Studio album by Labi Siffre
- Released: 1971
- Genre: Folk-pop
- Length: 35:30 51:27 (Bonus tracks)
- Label: Pye International
- Producers: Ian Green; Labi Siffre;

Labi Siffre chronology
| Labi Siffre (1970) | The Singer and the Song (1971) | Crying Laughing Loving Lying (1972) |

= The Singer and the Song =

The Singer and the Song is the second studio album by English singer-songwriter Labi Siffre, released in 1971, by Pye International.

All songs written and performed by Labi Siffre. Musical Directors were Gordon Beck and John Bell. The album was recorded at Chappell Studios and IBC Studios and was produced by Labi Siffre and Ian Green.

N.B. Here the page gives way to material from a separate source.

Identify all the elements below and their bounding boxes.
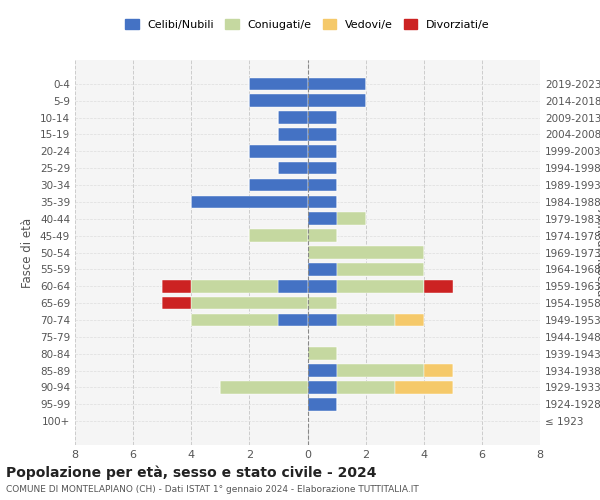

The re-mastered album was released on CD in 2006 by EMI featuring 6 bonus tracks and liner notes by Labi Siffre.

==Track listing==

Side 1
| No. | Title | Length |
|---|---|---|
| 1. | "There's Nothing in the World Like Love" | 3:58 |
| 2. | "You're Lovely" | 0:32 |
| 3. | "A Number of Words" | 2:34 |
| 4. | "Who Do You See" | 3:04 |
| 5. | "Not So Long Ago" | 2:05 |
| 6. | "The Shadow of Our Love" | 3:35 |
| 7. | "When I'm On My Own You Are On My Mind" | 1:25 |

Side 2
| No. | Title | Length |
|---|---|---|
| 8. | "Rocking Chair" | 2:28 |
| 9. | "Interlude" | 3:06 |
| 10. | "Thank Your Lucky Star" | 3:02 |
| 11. | "Talk About" | 2:42 |
| 12. | "Relax" | 2:36 |
| 13. | "Bless The Telephone" | 1:41 |
| 14. | "Summer Is Coming" | 3:13 |
| 15. | "Goodbye" | 0:44 |
| Total length: |  | 35:30 |

Bonus tracks on 2006 CD Reissue
| No. | Title | Length |
|---|---|---|
| 1. | "Get to the Country" | 3:01 |
| 2. | "Till Nighttime Comes Along" | 3:35 |
| 3. | "Fallin' for You" | 2:39 |
| 4. | "Oh What a Day" | 2:25 |
| 5. | "Just a Face" | 2:06 |
| 6. | "Seasons Come, Seasons Go" | 2:11 |
| Total length: |  | 51:27 |

==Personnel==
- Labi Siffre - Vocals, backing vocals, 12-string acoustic guitar, 6-string acoustic guitar, kazoo and piano on "There's Nothing in the World Like Love", production.